Di sebuah desa kecil di pinggir hutan jati, hiduplah sebuah keluarga sederhana. Sang ayah bernama Pak Sastro, seorang pencari kayu bakar. Ibu tiri mereka, Bu Ratri, dikenal keras hati dan mudah mengeluh. Ia tinggal bersama dua anak Pak Sastro, yaitu Joko dan adiknya, Rini.
Suatu ketika, musim paceklik melanda desa. Persediaan makanan semakin menipis. Setiap malam Bu Ratri selalu mengeluh dengan nada kesal.

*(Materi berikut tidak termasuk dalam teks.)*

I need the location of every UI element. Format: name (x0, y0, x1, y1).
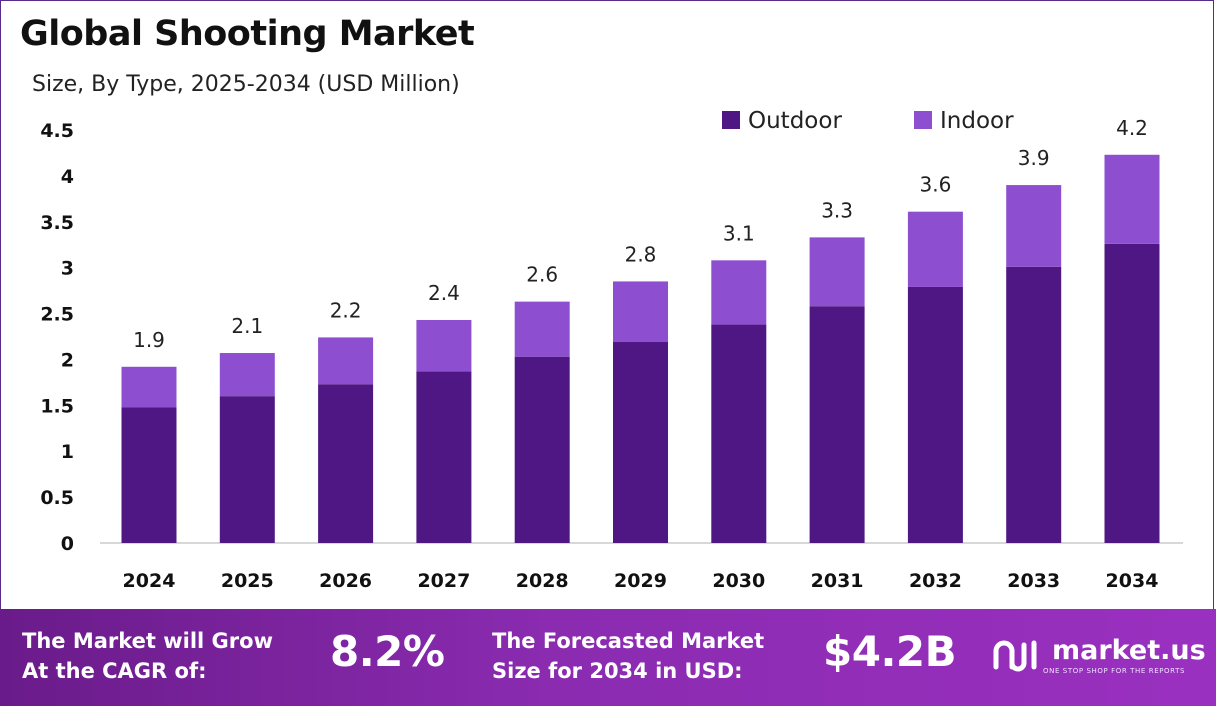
bar-outdoor-2032 (907, 286, 963, 543)
x-tick-label-2025: 2025 (221, 570, 274, 592)
cagr-value: 8.2% (330, 627, 445, 676)
bar-outdoor-2028 (514, 356, 570, 543)
x-axis-labels: 2024 2025 2026 2027 2028 2029 2030 2031 2032 2033… (123, 570, 1159, 592)
bar-outdoor-2025 (219, 396, 275, 543)
bar-outdoor-2030 (711, 324, 767, 543)
x-tick-label-2034: 2034 (1106, 570, 1159, 592)
total-label-2025: 2.1 (231, 314, 263, 338)
bar-outdoor-2027 (416, 371, 472, 543)
x-tick-label-2027: 2027 (417, 570, 470, 592)
bar-outdoor-2034 (1104, 243, 1160, 543)
y-tick-label: 1 (61, 441, 74, 463)
bar-indoor-2027 (416, 319, 472, 372)
cagr-caption-line2: At the CAGR of: (22, 659, 207, 683)
y-tick-label: 3 (61, 258, 74, 280)
forecast-caption-line1: The Forecasted Market (492, 629, 765, 653)
bar-indoor-2030 (711, 260, 767, 325)
forecast-value: $4.2B (823, 627, 957, 676)
bar-indoor-2026 (318, 337, 374, 385)
y-tick-label: 4.5 (40, 120, 74, 142)
legend-label-indoor: Indoor (940, 108, 1014, 134)
bar-outdoor-2029 (613, 342, 668, 543)
bars-group: 1.9 2.1 2.2 2.4 2.6 2.8 3.1 3.3 3.6 3.9 4.2 (121, 116, 1160, 543)
y-tick-label: 0 (61, 533, 74, 555)
total-label-2032: 3.6 (919, 173, 951, 197)
brand-name: market.us (1052, 635, 1206, 666)
total-label-2029: 2.8 (625, 242, 657, 266)
legend-swatch-indoor (914, 111, 932, 129)
total-label-2031: 3.3 (821, 198, 853, 222)
x-tick-label-2024: 2024 (123, 570, 176, 592)
x-tick-label-2031: 2031 (811, 570, 864, 592)
bar-indoor-2028 (514, 301, 570, 357)
y-tick-label: 1.5 (40, 395, 74, 417)
bar-indoor-2033 (1006, 185, 1062, 267)
y-axis-ticks: 0 0.5 1 1.5 2 2.5 3 3.5 4 4.5 (40, 120, 74, 555)
footer-banner: The Market will Grow At the CAGR of: 8.2… (0, 609, 1216, 706)
brand-tagline: ONE STOP SHOP FOR THE REPORTS (1043, 667, 1186, 675)
bar-indoor-2024 (121, 366, 177, 408)
chart-title: Global Shooting Market (20, 14, 475, 54)
x-tick-label-2026: 2026 (319, 570, 372, 592)
cagr-caption: The Market will Grow At the CAGR of: (22, 626, 273, 686)
y-tick-label: 2.5 (40, 304, 74, 326)
bar-outdoor-2026 (318, 384, 374, 543)
bar-outdoor-2024 (121, 407, 177, 543)
bar-indoor-2031 (809, 237, 865, 307)
y-tick-label: 2 (61, 349, 74, 371)
x-tick-label-2028: 2028 (516, 570, 569, 592)
total-label-2028: 2.6 (526, 263, 558, 287)
x-tick-label-2030: 2030 (712, 570, 765, 592)
legend-swatch-outdoor (722, 111, 740, 129)
market-us-logo-icon (993, 640, 1037, 672)
total-label-2030: 3.1 (723, 221, 755, 245)
total-label-2024: 1.9 (133, 328, 165, 352)
x-tick-label-2032: 2032 (909, 570, 962, 592)
chart-legend: Outdoor Indoor (722, 108, 1014, 134)
cagr-caption-line1: The Market will Grow (22, 629, 273, 653)
bar-outdoor-2033 (1006, 266, 1062, 543)
chart-subtitle: Size, By Type, 2025-2034 (USD Million) (32, 72, 460, 97)
bar-indoor-2029 (613, 281, 668, 343)
y-tick-label: 0.5 (40, 487, 74, 509)
forecast-caption: The Forecasted Market Size for 2034 in U… (492, 626, 764, 686)
x-tick-label-2029: 2029 (614, 570, 667, 592)
y-tick-label: 4 (61, 166, 74, 188)
total-label-2034: 4.2 (1116, 116, 1148, 140)
bar-chart: 0 0.5 1 1.5 2 2.5 3 3.5 4 4.5 1.9 2.1 2.2 2.4 2.6 2.8 3… (40, 108, 1183, 592)
forecast-caption-line2: Size for 2034 in USD: (492, 659, 743, 683)
bar-indoor-2034 (1104, 154, 1160, 244)
y-tick-label: 3.5 (40, 212, 74, 234)
legend-label-outdoor: Outdoor (748, 108, 842, 134)
x-tick-label-2033: 2033 (1007, 570, 1060, 592)
bar-indoor-2025 (219, 353, 275, 397)
bar-indoor-2032 (907, 211, 963, 287)
total-label-2026: 2.2 (330, 298, 362, 322)
total-label-2033: 3.9 (1018, 146, 1050, 170)
total-label-2027: 2.4 (428, 281, 460, 305)
bar-outdoor-2031 (809, 306, 865, 543)
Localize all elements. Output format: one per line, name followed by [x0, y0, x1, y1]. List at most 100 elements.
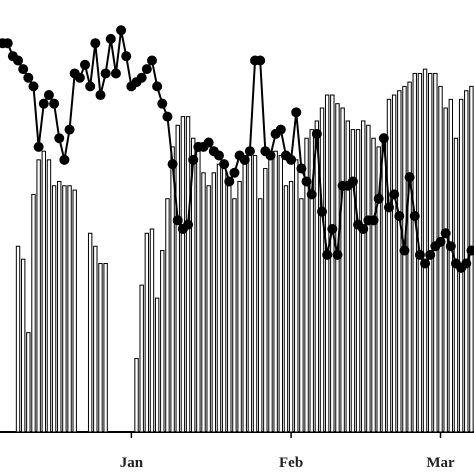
bar — [160, 250, 165, 433]
bar — [170, 146, 175, 433]
point — [162, 111, 173, 122]
point — [435, 236, 446, 247]
point — [74, 72, 85, 83]
point — [358, 223, 369, 234]
bar — [87, 232, 93, 433]
bar — [103, 263, 108, 433]
point — [224, 176, 235, 187]
point — [409, 211, 420, 221]
point — [301, 176, 312, 187]
bar — [371, 137, 376, 433]
bar — [26, 332, 31, 433]
point — [296, 163, 307, 174]
point — [286, 154, 297, 165]
point — [317, 206, 328, 217]
point — [394, 211, 405, 221]
point — [322, 249, 333, 260]
point — [440, 228, 451, 239]
bar — [232, 198, 237, 433]
bar — [72, 189, 77, 433]
bar — [319, 107, 325, 433]
bar — [294, 159, 299, 433]
point — [327, 223, 338, 234]
bar — [206, 185, 211, 433]
point — [141, 64, 152, 75]
point — [85, 81, 96, 92]
bar — [211, 172, 217, 433]
bar — [391, 94, 397, 433]
point — [373, 193, 384, 204]
bar — [350, 129, 356, 433]
bar — [361, 120, 366, 433]
point — [152, 81, 163, 92]
point — [33, 141, 44, 152]
point — [13, 55, 24, 66]
bar — [469, 85, 474, 433]
point — [157, 98, 168, 109]
point — [244, 146, 255, 157]
bar — [335, 103, 340, 433]
point — [332, 249, 343, 260]
point — [347, 176, 358, 187]
point — [172, 215, 183, 226]
bar — [237, 180, 242, 433]
x-tick-label: Jan — [120, 455, 144, 471]
bar — [340, 107, 345, 433]
point — [95, 90, 106, 101]
bar — [98, 263, 103, 433]
point — [105, 33, 116, 44]
bar — [185, 116, 191, 433]
x-tick-label: Mar — [426, 455, 455, 471]
point — [59, 154, 70, 165]
bar — [402, 85, 407, 433]
point — [2, 38, 13, 49]
point — [378, 133, 389, 144]
bar — [46, 159, 52, 433]
bar — [201, 172, 206, 433]
point — [461, 258, 472, 269]
bar — [57, 180, 62, 433]
point — [188, 154, 199, 165]
point — [100, 68, 111, 79]
bar — [330, 94, 335, 433]
bar — [139, 284, 144, 433]
point — [255, 55, 266, 66]
bar — [376, 146, 381, 433]
point — [275, 124, 286, 135]
point — [80, 59, 91, 70]
bar — [93, 245, 98, 433]
bar — [288, 180, 294, 433]
bar — [165, 198, 170, 433]
point — [265, 150, 276, 161]
bar — [196, 150, 201, 433]
point — [291, 107, 302, 118]
bar — [324, 94, 330, 433]
bar — [252, 155, 258, 433]
bar — [51, 185, 57, 433]
point — [203, 137, 214, 148]
bar — [180, 116, 186, 433]
bar — [227, 185, 232, 433]
bar — [345, 120, 350, 433]
point — [23, 72, 34, 83]
point — [38, 98, 49, 109]
bar — [144, 232, 150, 433]
bar — [221, 163, 227, 433]
bar — [247, 150, 253, 433]
point — [404, 172, 415, 183]
bar — [422, 68, 428, 433]
point — [239, 154, 250, 165]
bar — [304, 137, 309, 433]
bar — [134, 358, 139, 433]
point — [110, 68, 121, 79]
point — [445, 241, 456, 252]
bar — [20, 258, 26, 433]
point — [183, 219, 194, 230]
bar — [31, 193, 36, 433]
bar — [67, 185, 72, 433]
point — [306, 189, 317, 200]
bar — [407, 81, 412, 433]
point — [425, 249, 436, 260]
point — [311, 128, 322, 139]
bar — [175, 124, 180, 433]
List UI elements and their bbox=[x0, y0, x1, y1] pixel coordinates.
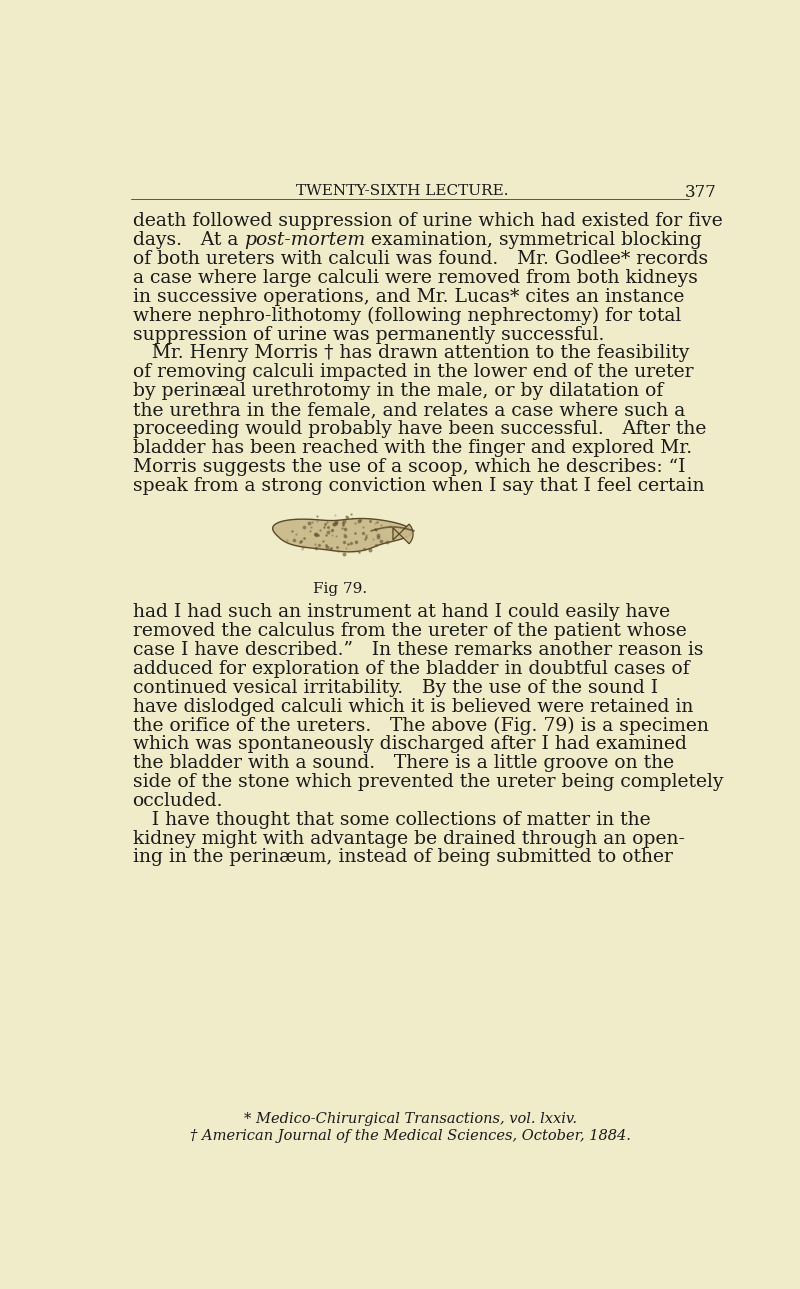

“Pak, dua anak itu hanya jadi beban. Kalau mereka terus tinggal di rumah, kita bisa mati kelaparan,” katanya dingin.
Pak Sastro terdiam. Hatinya sedih, tetapi ia merasa tak berdaya.
Tanpa sengaja, Joko mendengar percakapan itu. Malam harinya, ia berbisik pada Rini,
“Adik, kalau besok kita dibawa ke hutan, jangan takut. Kakak sudah memikirkan caranya.”
Keesokan pagi, mereka dibawa masuk ke hutan yang lebat. Diam-diam Joko menaburkan batu-batu putih kecil di sepanjang jalan. Tak lama kemudian, orang tua mereka meninggalkan mereka di hutan.
Saat malam tiba, batu-batu itu berkilau terkena cahaya bulan. Dengan mengikuti jejak tersebut, Joko dan Rini berhasil pulang ke rumah.
Namun Bu Ratri justru semakin marah. Beberapa hari kemudian, ia mengulang rencananya. Kali ini Joko tidak sempat mengambil batu, hanya membawa remah-remah roti. Sayangnya, remah itu habis dimakan burung.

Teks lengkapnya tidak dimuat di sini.